Discussion in 'Sports and News' started by 21, Jul 16, 2008.

  1. playthrough

    playthrough Moderator Staff Member

    I knew my post would go over like a lead balloon...but the question was about owners from a fan's perspective. If you were in Cincinnati and a baseball fan at the time she was an owner, you had it pretty good.
     
  2. Beaker

    Beaker Active Member

    Thirded. Jacobs is a mess.
     
  3. 21

    21 Well-Known Member

    That was my reaction as well....the kissing was bizarre. Yogi and Goose, kissing The Boss? Like something from the Godfather, all the old Yankees kissing their former enemy now that he's too old and frail to hurt them any more.
     
  4. Boom_70

    Boom_70 Well-Known Member

    I
    I did get a chuckle that the driver of golf cart was former Steinbrenner gardner and now son and law - Felix Lopez.
     
  5. Baron Scicluna

    Baron Scicluna Well-Known Member

    The Steinbrenner moment was O.K., just not a huge thing. It seemed like it was crammed in there between the introductions and Sheryl Crow.

    What bugged me, is that there was no tribute to Bobby Murcer, except for Fox's 10-second clip in the 12th inning. Would it have been so hard for MLB to have a moment of silence?
     
  6. Ben_Hecht

    Ben_Hecht Active Member


    A shameful omission, given the timing of Bobby's passing.

    But, hey.

    It's. All. About. George.
     
  7. BYH

    BYH Active Member

    He's been wheelchair-bound for a while, I think.

    I also wonder now if Steinbrenner will make it to Opening Day '09. Wow, he did not look good, at all.

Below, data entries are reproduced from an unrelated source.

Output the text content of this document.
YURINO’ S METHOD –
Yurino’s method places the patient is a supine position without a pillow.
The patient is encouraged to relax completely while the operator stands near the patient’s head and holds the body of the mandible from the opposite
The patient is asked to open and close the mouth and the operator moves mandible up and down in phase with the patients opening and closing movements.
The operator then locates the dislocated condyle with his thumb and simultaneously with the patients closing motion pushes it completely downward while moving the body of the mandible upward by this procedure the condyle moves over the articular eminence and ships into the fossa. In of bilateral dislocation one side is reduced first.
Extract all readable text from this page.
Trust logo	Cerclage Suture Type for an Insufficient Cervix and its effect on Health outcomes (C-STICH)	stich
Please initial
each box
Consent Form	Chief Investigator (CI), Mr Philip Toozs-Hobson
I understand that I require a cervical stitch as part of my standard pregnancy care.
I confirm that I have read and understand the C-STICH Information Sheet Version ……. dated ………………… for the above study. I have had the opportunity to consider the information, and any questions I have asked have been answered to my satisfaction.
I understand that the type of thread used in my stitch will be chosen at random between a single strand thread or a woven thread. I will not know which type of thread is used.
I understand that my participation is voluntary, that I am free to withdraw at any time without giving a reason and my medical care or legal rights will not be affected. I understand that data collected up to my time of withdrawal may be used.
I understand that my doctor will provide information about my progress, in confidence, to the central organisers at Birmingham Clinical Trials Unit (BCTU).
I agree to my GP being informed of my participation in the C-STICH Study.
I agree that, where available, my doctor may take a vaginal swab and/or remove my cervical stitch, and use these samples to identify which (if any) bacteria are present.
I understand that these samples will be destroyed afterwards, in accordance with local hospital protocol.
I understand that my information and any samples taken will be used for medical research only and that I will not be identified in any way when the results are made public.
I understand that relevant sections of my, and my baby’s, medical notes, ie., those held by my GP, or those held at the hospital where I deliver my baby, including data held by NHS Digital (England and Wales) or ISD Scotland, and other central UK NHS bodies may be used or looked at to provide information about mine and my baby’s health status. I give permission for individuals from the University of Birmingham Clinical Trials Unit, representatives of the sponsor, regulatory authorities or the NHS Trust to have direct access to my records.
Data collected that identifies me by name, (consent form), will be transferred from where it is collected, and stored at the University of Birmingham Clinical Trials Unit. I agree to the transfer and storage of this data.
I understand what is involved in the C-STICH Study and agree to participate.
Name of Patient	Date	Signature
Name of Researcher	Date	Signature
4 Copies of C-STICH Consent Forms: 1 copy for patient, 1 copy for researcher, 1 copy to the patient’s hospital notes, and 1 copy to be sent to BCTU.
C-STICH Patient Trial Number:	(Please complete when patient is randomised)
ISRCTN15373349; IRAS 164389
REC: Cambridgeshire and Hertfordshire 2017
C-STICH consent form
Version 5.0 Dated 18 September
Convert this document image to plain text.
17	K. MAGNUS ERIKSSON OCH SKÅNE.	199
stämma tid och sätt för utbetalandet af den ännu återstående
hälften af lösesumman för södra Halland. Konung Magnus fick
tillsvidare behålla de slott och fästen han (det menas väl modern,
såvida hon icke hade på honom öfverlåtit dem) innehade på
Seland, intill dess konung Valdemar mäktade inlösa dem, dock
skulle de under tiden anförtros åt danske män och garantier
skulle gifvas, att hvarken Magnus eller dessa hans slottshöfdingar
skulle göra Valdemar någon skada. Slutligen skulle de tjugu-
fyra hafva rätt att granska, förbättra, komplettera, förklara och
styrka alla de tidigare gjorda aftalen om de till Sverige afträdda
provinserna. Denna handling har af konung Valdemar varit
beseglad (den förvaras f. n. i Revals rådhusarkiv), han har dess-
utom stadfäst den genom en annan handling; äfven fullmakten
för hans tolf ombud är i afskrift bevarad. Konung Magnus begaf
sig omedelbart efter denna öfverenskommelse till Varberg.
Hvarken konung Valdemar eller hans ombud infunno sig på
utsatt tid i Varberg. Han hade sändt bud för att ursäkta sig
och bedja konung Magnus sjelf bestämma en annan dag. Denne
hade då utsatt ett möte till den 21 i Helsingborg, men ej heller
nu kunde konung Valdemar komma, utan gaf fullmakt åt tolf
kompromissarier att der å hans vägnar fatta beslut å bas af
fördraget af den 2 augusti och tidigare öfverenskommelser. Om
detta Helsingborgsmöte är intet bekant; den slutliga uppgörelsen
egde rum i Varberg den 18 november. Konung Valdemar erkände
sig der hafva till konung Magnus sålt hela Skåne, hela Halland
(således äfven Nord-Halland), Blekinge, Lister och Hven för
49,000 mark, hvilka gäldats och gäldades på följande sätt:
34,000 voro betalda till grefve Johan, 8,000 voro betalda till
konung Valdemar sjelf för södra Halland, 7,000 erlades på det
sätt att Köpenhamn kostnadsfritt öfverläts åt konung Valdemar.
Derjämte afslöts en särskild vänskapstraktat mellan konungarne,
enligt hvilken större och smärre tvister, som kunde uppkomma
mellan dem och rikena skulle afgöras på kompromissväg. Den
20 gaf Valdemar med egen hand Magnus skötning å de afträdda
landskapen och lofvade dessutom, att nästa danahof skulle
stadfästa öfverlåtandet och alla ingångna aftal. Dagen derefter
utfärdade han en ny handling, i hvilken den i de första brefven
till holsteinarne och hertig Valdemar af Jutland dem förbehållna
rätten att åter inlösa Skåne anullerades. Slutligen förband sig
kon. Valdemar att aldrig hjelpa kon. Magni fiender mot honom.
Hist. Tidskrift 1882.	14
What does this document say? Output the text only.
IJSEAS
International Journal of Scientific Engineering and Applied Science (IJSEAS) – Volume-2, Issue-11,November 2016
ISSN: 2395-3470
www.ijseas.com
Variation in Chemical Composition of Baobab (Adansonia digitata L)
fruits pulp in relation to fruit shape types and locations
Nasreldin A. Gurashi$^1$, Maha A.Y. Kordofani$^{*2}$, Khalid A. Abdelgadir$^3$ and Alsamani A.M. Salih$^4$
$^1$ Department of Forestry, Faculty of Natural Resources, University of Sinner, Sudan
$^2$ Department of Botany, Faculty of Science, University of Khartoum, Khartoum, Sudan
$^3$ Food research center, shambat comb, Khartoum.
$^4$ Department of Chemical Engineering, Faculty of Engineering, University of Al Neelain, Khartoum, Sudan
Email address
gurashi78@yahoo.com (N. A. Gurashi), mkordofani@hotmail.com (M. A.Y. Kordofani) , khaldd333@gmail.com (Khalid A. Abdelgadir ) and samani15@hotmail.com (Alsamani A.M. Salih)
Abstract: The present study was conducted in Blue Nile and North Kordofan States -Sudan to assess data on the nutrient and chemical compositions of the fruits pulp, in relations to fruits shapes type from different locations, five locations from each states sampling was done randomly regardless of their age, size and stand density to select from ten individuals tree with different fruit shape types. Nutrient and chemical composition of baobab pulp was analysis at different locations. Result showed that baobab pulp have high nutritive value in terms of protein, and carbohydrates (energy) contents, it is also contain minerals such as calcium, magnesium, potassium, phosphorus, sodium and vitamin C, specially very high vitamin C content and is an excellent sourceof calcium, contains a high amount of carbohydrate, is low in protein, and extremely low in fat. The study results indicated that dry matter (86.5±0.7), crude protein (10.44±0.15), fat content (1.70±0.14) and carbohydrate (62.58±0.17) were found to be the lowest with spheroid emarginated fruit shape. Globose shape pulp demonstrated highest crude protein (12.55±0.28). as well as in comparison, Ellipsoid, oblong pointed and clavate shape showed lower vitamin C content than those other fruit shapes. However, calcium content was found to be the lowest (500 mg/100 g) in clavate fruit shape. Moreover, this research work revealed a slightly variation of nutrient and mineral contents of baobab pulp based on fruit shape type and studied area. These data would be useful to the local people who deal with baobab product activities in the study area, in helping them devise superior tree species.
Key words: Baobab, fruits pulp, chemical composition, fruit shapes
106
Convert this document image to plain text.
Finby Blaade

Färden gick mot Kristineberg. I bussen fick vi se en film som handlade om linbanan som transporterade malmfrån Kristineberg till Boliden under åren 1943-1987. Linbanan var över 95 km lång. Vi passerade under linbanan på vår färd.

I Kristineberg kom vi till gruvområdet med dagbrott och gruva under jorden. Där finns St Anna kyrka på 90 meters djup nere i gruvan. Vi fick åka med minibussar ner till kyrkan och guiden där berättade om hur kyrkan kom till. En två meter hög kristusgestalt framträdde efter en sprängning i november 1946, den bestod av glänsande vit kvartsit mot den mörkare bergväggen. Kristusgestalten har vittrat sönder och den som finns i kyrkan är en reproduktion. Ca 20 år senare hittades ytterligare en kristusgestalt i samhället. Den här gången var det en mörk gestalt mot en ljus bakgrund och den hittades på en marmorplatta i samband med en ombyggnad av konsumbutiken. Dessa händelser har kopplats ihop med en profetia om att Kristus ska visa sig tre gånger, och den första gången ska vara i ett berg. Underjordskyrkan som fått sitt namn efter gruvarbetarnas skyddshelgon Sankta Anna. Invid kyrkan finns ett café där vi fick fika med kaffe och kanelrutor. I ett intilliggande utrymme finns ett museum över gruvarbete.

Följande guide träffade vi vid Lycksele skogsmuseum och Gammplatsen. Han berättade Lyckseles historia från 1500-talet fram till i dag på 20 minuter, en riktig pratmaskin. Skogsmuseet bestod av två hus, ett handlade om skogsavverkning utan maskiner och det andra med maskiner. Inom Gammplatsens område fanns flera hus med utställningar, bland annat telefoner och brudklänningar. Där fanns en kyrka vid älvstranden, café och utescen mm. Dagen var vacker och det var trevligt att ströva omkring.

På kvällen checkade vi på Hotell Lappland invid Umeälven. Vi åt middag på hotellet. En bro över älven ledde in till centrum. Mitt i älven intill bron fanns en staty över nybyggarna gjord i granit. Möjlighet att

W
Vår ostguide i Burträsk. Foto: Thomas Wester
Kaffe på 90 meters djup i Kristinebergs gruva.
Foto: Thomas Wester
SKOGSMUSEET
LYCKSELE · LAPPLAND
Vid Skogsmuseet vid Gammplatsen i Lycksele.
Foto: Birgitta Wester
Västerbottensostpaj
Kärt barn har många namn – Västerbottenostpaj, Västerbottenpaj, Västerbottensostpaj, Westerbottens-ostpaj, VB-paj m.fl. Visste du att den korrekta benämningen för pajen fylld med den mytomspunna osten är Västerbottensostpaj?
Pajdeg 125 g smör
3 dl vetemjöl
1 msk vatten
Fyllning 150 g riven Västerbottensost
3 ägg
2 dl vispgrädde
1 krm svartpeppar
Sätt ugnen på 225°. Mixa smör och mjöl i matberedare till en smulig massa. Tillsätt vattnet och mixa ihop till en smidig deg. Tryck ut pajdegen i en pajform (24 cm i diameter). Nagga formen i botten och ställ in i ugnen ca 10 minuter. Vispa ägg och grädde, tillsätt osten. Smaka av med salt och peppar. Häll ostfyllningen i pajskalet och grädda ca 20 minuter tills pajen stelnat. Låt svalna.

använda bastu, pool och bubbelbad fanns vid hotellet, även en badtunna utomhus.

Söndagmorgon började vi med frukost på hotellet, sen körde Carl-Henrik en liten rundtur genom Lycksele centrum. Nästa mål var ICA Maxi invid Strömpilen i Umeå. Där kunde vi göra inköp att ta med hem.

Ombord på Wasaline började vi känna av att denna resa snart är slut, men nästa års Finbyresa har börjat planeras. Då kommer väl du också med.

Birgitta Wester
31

    As for the "great owner for the fans" thing...uhh, no. Unless you've never stepped foot in Yankee Stadium. I don't know the exact figures, but I'd bet ticket prices at the Stadium have gone up several hundred percent since the strike ended. Parking is $17, a fucking joke. The new Stadium is for the richest of the rich, not you. (If the Red Sox can figure out a way to stay at Fenway, the Yankees SURELY could have stayed at the current Stadium) The help at Yankee Stadium is too paralyzed with fear to, you know, ever actually help.

    And the fact he spent billions on payroll doesn't excuse how he treated his less-famous employees...horribly and with zero regard for their livelihood. Unless you think it's cool for George to make you work Thanksgiving Day, fire people for the sheer hell of it and threaten to take away benefits in a "cost-saving" move.

    George didn't blow billions in payroll for you. He spent money for him. You are/were along for the ride, but not invited.
     
  8. ballscribe

    ballscribe Active Member

    It was sad. Did you see how he was constantly wiping his mouth, as if maybe he was drooling? The sunglasses were probably to hide that look once-powerful men get when they age, that slightly scared/a big glassy and watery/slightly confused gaze.

    They handed a paper bag, of all things, to his wife for those ceremonial first-pitch balls. And she was just plucking them out of the bag one by one and handing them to him. It was bizarre.

    Also not sure what the two big dudes on the back of the golf cart were doing there. Bodyguards? Hospital orderlies? It wasn't as though he was going to fall out of the cart backwards.

    Very surreal.
     
  9. mike311gd

    mike311gd Active Member

    I didn't expect that at all. To see one of the game's great, great ballplayers hampered like that was tough to watch. Same with Big Stein. I didn't realize he was so far off; he's regressed so much, at least by the looks of things.
     
  10. Smasher_Sloan

    Smasher_Sloan Active Member

    For all the "the fans should love him because all he cared about was winning," their greatest run of success came when he faded into the background and stopped his meddling.
     
  11. Baron Scicluna

    Baron Scicluna Well-Known Member

     
  12. Baron Scicluna

    Baron Scicluna Well-Known Member

    I don't even blame George. I think, if he had all his mental faculties with him, that he would have wanted Murcer honored in some way. I think somebody else, either in the Yankee organization, or MLB, fouled up majorly.